Our Perspective 6/ 8/ 2020

June Economic Commentary: Early Hints of Recovery

John Beuerlein
John Beuerlein
Chief Economist
Pohlad Companies

The ongoing litany of bad economic news has started to abate, at least temporarily, and investors appear to be looking out 18-24 months to justify a stock market rally that has exceeded almost anyone’s expectations. There are “green shoots” starting to appear in various economic reports as a result of the extraordinary amount of fiscal and monetary support that was provided at the outset of the crisis. Whether these early signs of economic rebirth continue to grow or whither will depend on the successful reopening of the economy, the re-invigoration of the consumer, and the ongoing progress being made in controlling the virus. Let’s look at some of the data.

Employment Numbers
The report that took everyone by surprise was the May employment report, issued on June 5. After a decline of 20 million payroll jobs in April, expectations were for another 7 to 8 million jobs to be lost in May. Instead, the report indicated that nonfarm payrolls increased by 2.5 million. The unemployment rate fell to 13.3% from 14.7% in April. Employment gains were fairly widespread across all economic sectors. The improvement reflected the gradual reopening of the economy in many states.

Unemployment Rate: 13.3%; Down 1.4% from April

Initial Jobless Claims have fallen from a record high of 6.8 million at the end of March to 1.9 million—still a historically high number. Continuing claims peaked in the second week of May and are down 3.5 million from the peak. This suggests that the worst is likely behind us and that the economy may have started the bottoming process. It is important to remember, however, how far the labor markets have fallen—payrolls are at levels last seen at the end of 2011. If history is any guide, it will take several years for the labor markets to get back to the levels of employment experienced as recently as February.

Consumer Spending
From the beginning of the crisis, government understood that consumer spending is 70% of GDP—thus support for individuals who lost their jobs has been a focus. Reflecting this, personal income rose 10.6% in April from March via government payments. Coupled with a record 13.6% decline in personal expenditures, the savings rate has soared to an all-time high of 33.0%. To be sure, this indicates that the consumer has funds to spend, but confidence remains low, and an extension of the $600-per-week coronavirus unemployment bonus due to end July 31 is not certain. Unless individuals are confident that they will be re-employed, they are likely to maintain conservative spending habits.

Inflation
Anemic consumer spending slows overall GDP growth and restrains inflationary pressures. In the 11 recessions since 1948, inflation has always been lower 18 months after a recession’s end compared to where it was at the beginning of the recession. Assuming March marked the beginning of a new recession, the starting point for inflation was around 2%. If history is any guide, inflation will remain below 2% at least well into 2022. Consequently, it can also be assumed that long-term interest rates, which are strongly influenced by the inflation rate, will remain near historic lows for the foreseeable future.

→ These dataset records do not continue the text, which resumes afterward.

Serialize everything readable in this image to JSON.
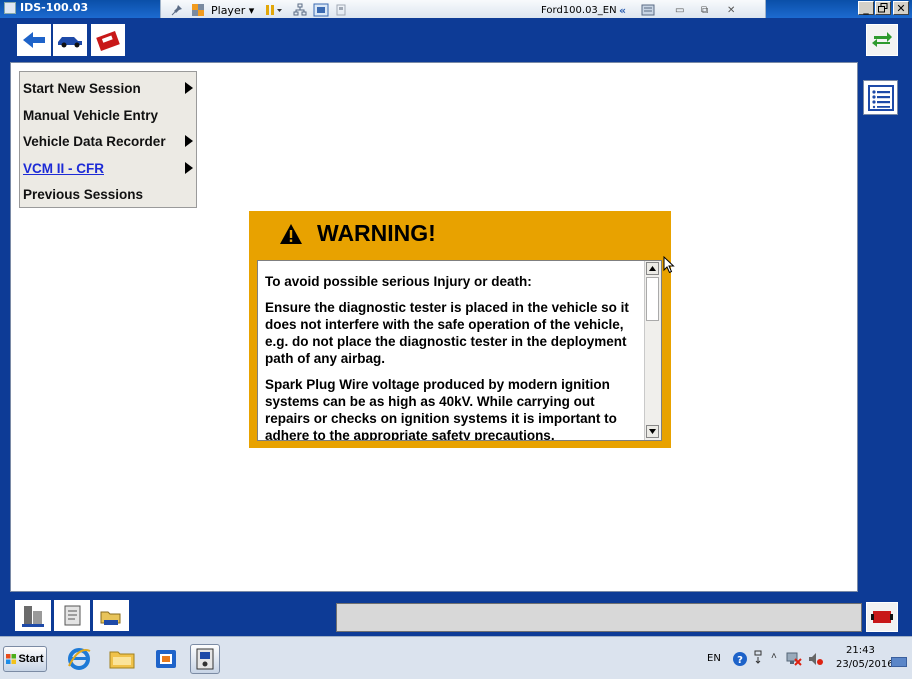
{
  "window": {
    "title": "IDS-100.03"
  },
  "player": {
    "label": "Player",
    "vm_name": "Ford100.03_EN"
  },
  "menu": {
    "items": [
      {
        "label": "Start New Session",
        "submenu": true
      },
      {
        "label": "Manual Vehicle Entry",
        "submenu": false
      },
      {
        "label": "Vehicle Data Recorder",
        "submenu": true
      },
      {
        "label": "VCM II - CFR",
        "submenu": true,
        "link": true
      },
      {
        "label": "Previous Sessions",
        "submenu": false
      }
    ]
  },
  "warning": {
    "title": "WARNING!",
    "paragraphs": [
      "To avoid possible serious Injury or death:",
      "Ensure the diagnostic tester is placed in the vehicle so it does not interfere with the safe operation of the vehicle, e.g. do not place the diagnostic tester in the deployment path of any airbag.",
      "Spark Plug Wire voltage produced by modern ignition systems can be as high as 40kV. While carrying out repairs or checks on ignition systems it is important to adhere to the appropriate safety precautions."
    ]
  },
  "taskbar": {
    "start_label": "Start",
    "language": "EN",
    "time": "21:43",
    "date": "23/05/2016"
  },
  "colors": {
    "app_blue": "#0d3b96",
    "warning_orange": "#e8a200",
    "link_blue": "#1d2bd6"
  }
}
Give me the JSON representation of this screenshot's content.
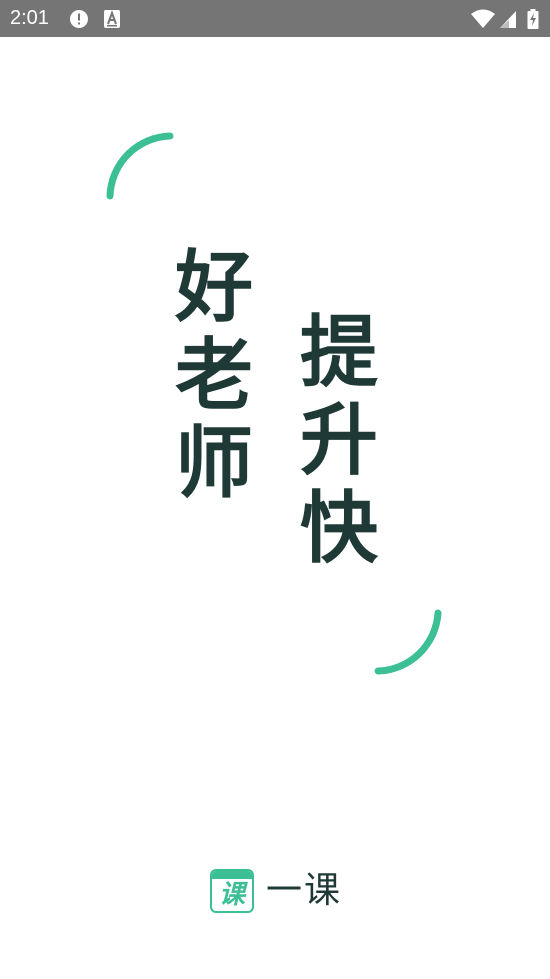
{
  "status_bar": {
    "time": "2:01",
    "icons": [
      "alert-icon",
      "a-notification-icon",
      "wifi-icon",
      "signal-icon",
      "battery-charging-icon"
    ],
    "background": "#757575"
  },
  "slogan": {
    "left_column": [
      "好",
      "老",
      "师"
    ],
    "right_column": [
      "提",
      "升",
      "快"
    ],
    "text_color": "#1f3a36"
  },
  "decoration": {
    "accent_color": "#3dbf96"
  },
  "logo": {
    "icon_char": "课",
    "brand_name": "一课"
  }
}
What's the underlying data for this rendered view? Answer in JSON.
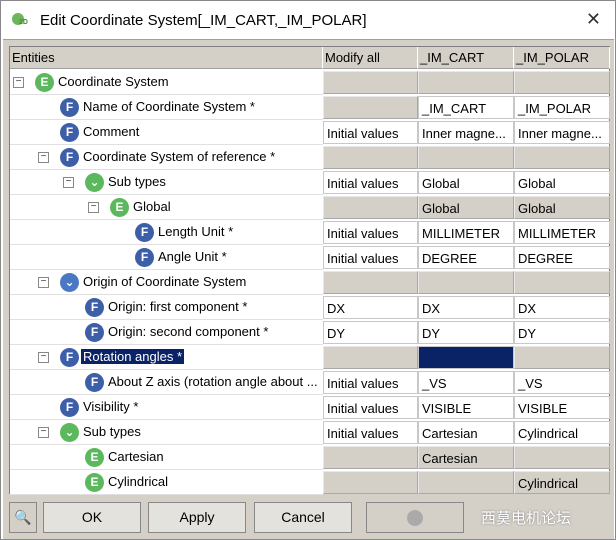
{
  "window": {
    "title": "Edit Coordinate System[_IM_CART,_IM_POLAR]",
    "close": "✕"
  },
  "columns": [
    "Entities",
    "Modify all",
    "_IM_CART",
    "_IM_POLAR"
  ],
  "rows": [
    {
      "label": "Coordinate System",
      "icon": "E",
      "level": 0,
      "exp": true,
      "cells": [
        [
          "g",
          ""
        ],
        [
          "g",
          ""
        ],
        [
          "g",
          ""
        ]
      ]
    },
    {
      "label": "Name of Coordinate System *",
      "icon": "F",
      "level": 1,
      "exp": false,
      "cells": [
        [
          "g",
          ""
        ],
        [
          "w",
          "_IM_CART"
        ],
        [
          "w",
          "_IM_POLAR"
        ]
      ]
    },
    {
      "label": "Comment",
      "icon": "F",
      "level": 1,
      "exp": false,
      "cells": [
        [
          "w",
          "Initial values"
        ],
        [
          "w",
          "Inner magne..."
        ],
        [
          "w",
          "Inner magne..."
        ]
      ]
    },
    {
      "label": "Coordinate System of reference *",
      "icon": "F",
      "level": 1,
      "exp": true,
      "cells": [
        [
          "g",
          ""
        ],
        [
          "g",
          ""
        ],
        [
          "g",
          ""
        ]
      ]
    },
    {
      "label": "Sub types",
      "icon": "Vg",
      "level": 2,
      "exp": true,
      "cells": [
        [
          "w",
          "Initial values"
        ],
        [
          "w",
          "Global"
        ],
        [
          "w",
          "Global"
        ]
      ]
    },
    {
      "label": "Global",
      "icon": "E",
      "level": 3,
      "exp": true,
      "cells": [
        [
          "g",
          ""
        ],
        [
          "g",
          "Global"
        ],
        [
          "g",
          "Global"
        ]
      ]
    },
    {
      "label": "Length Unit *",
      "icon": "F",
      "level": 4,
      "exp": false,
      "cells": [
        [
          "w",
          "Initial values"
        ],
        [
          "w",
          "MILLIMETER"
        ],
        [
          "w",
          "MILLIMETER"
        ]
      ]
    },
    {
      "label": "Angle Unit *",
      "icon": "F",
      "level": 4,
      "exp": false,
      "cells": [
        [
          "w",
          "Initial values"
        ],
        [
          "w",
          "DEGREE"
        ],
        [
          "w",
          "DEGREE"
        ]
      ]
    },
    {
      "label": "Origin of Coordinate System",
      "icon": "Vb",
      "level": 1,
      "exp": true,
      "cells": [
        [
          "g",
          ""
        ],
        [
          "g",
          ""
        ],
        [
          "g",
          ""
        ]
      ]
    },
    {
      "label": "Origin: first component *",
      "icon": "F",
      "level": 2,
      "exp": false,
      "cells": [
        [
          "w",
          "DX"
        ],
        [
          "w",
          "DX"
        ],
        [
          "w",
          "DX"
        ]
      ]
    },
    {
      "label": "Origin: second component *",
      "icon": "F",
      "level": 2,
      "exp": false,
      "cells": [
        [
          "w",
          "DY"
        ],
        [
          "w",
          "DY"
        ],
        [
          "w",
          "DY"
        ]
      ]
    },
    {
      "label": "Rotation angles *",
      "icon": "F",
      "level": 1,
      "exp": true,
      "selected": true,
      "cells": [
        [
          "g",
          ""
        ],
        [
          "sel",
          ""
        ],
        [
          "g",
          ""
        ]
      ]
    },
    {
      "label": "About Z axis (rotation angle about ...",
      "icon": "F",
      "level": 2,
      "exp": false,
      "cells": [
        [
          "w",
          "Initial values"
        ],
        [
          "w",
          "_VS"
        ],
        [
          "w",
          "_VS"
        ]
      ]
    },
    {
      "label": "Visibility *",
      "icon": "F",
      "level": 1,
      "exp": false,
      "cells": [
        [
          "w",
          "Initial values"
        ],
        [
          "w",
          "VISIBLE"
        ],
        [
          "w",
          "VISIBLE"
        ]
      ]
    },
    {
      "label": "Sub types",
      "icon": "Vg",
      "level": 1,
      "exp": true,
      "cells": [
        [
          "w",
          "Initial values"
        ],
        [
          "w",
          "Cartesian"
        ],
        [
          "w",
          "Cylindrical"
        ]
      ]
    },
    {
      "label": "Cartesian",
      "icon": "E",
      "level": 2,
      "exp": false,
      "cells": [
        [
          "g",
          ""
        ],
        [
          "g",
          "Cartesian"
        ],
        [
          "g",
          ""
        ]
      ]
    },
    {
      "label": "Cylindrical",
      "icon": "E",
      "level": 2,
      "exp": false,
      "cells": [
        [
          "g",
          ""
        ],
        [
          "g",
          ""
        ],
        [
          "g",
          "Cylindrical"
        ]
      ]
    }
  ],
  "buttons": {
    "ok": "OK",
    "apply": "Apply",
    "cancel": "Cancel"
  },
  "watermark": "西莫电机论坛",
  "colors": {
    "selection": "#0a2266",
    "readonly": "#d4d0c8"
  }
}
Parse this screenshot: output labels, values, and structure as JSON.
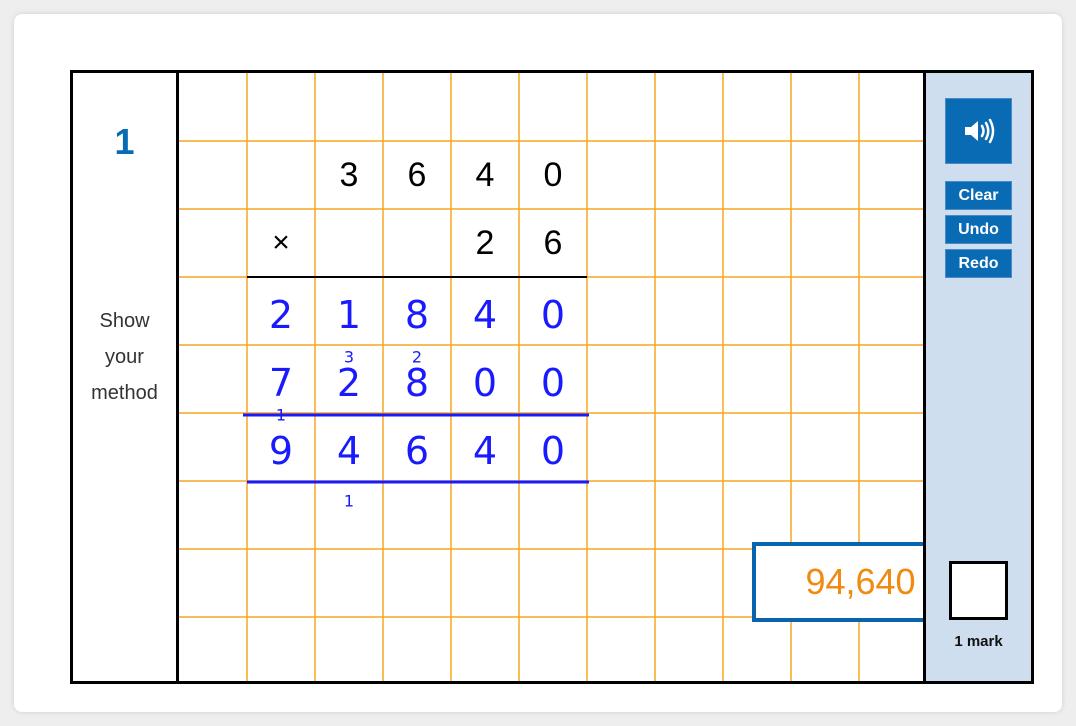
{
  "question": {
    "number": "1",
    "instruction_lines": [
      "Show",
      "your",
      "method"
    ]
  },
  "colors": {
    "accent": "#0a6bb5",
    "panel_bg": "#cfdeee",
    "grid_line": "#f5a623",
    "handwriting": "#1a1aff",
    "answer_text": "#f08a10"
  },
  "working": {
    "multiplicand": [
      "3",
      "6",
      "4",
      "0"
    ],
    "operator": "×",
    "multiplier": [
      "2",
      "6"
    ],
    "handwritten_rows": [
      {
        "row": 3,
        "digits": [
          "2",
          "1",
          "8",
          "4",
          "0"
        ]
      },
      {
        "row": 4,
        "digits": [
          "7",
          "2",
          "8",
          "0",
          "0"
        ],
        "carries": [
          {
            "col": 1,
            "value": "3"
          },
          {
            "col": 2,
            "value": "2"
          }
        ]
      },
      {
        "row": 5,
        "digits": [
          "9",
          "4",
          "6",
          "4",
          "0"
        ]
      }
    ],
    "carry_marks": [
      {
        "row": 5,
        "col": 0,
        "value": "1"
      },
      {
        "row": 6,
        "col": 1,
        "value": "1"
      }
    ]
  },
  "answer": {
    "value": "94,640"
  },
  "toolbar": {
    "audio_label": "speaker-icon",
    "clear_label": "Clear",
    "undo_label": "Undo",
    "redo_label": "Redo"
  },
  "marks": {
    "label": "1 mark"
  }
}
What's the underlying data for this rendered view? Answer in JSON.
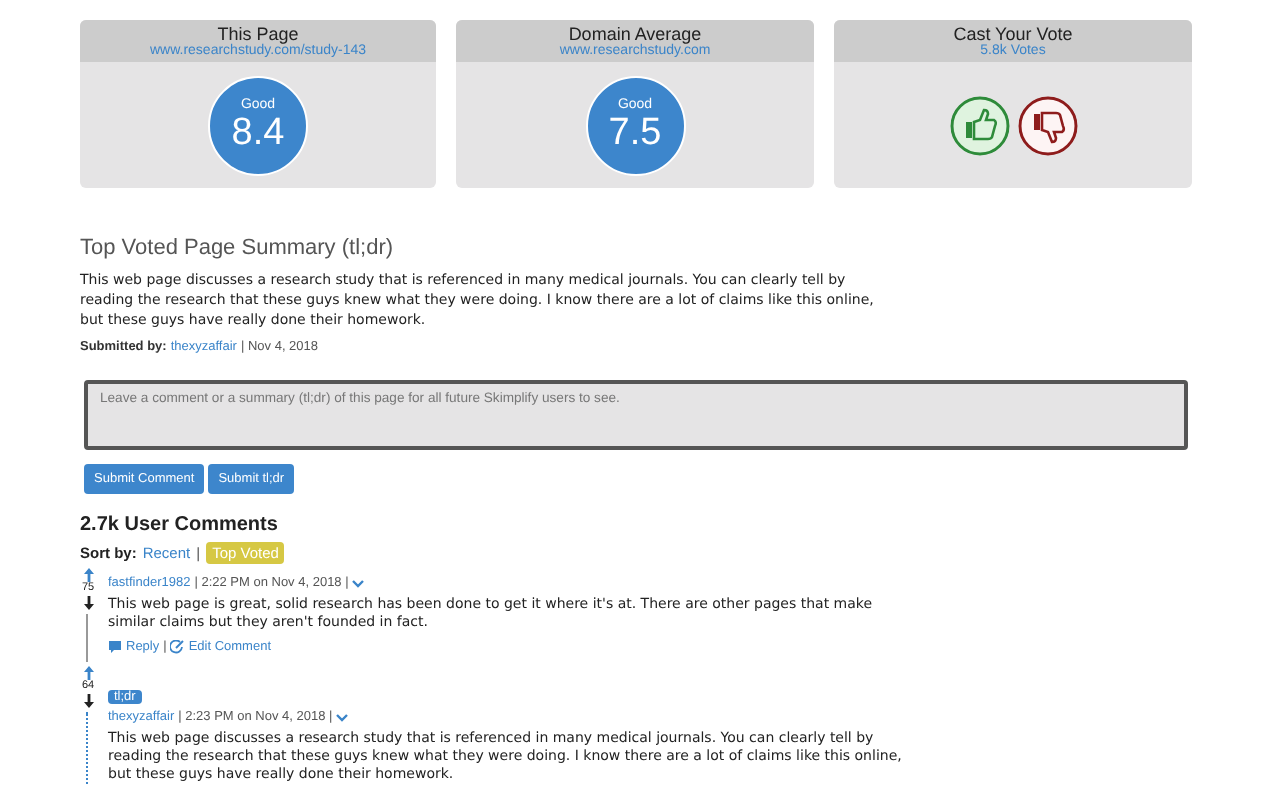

The Fed’s big concern is that inflation rates turn negative resulting in deflation. Even during the expanding economy of the past 10 years, inflation was unable to stay consistently above the 2.0% target that the Fed set. If inflation remained subdued during a record-long economic expansion, what is it likely to do as a result of the swiftest contraction of the economy since the Great Depression? This suggests that monetary policy will remain accommodative for quite some time and calls for additional fiscal stimulus will likely be made.

Pace of Recovery
In short, the “green shoots” that have started to sprout are likely to need continued nurturing in order to fully develop. The pace of any economy recovery will be dependent on the consumer and his willingness to spend. Thoughtful monetary and fiscal policies will need to remain as credible backstops for the consumer to be confident enough to support the recovery. With the possibility of a second wave of the virus in the fall, effective therapeutics, or a vaccine remain critical to the restoration of confidence.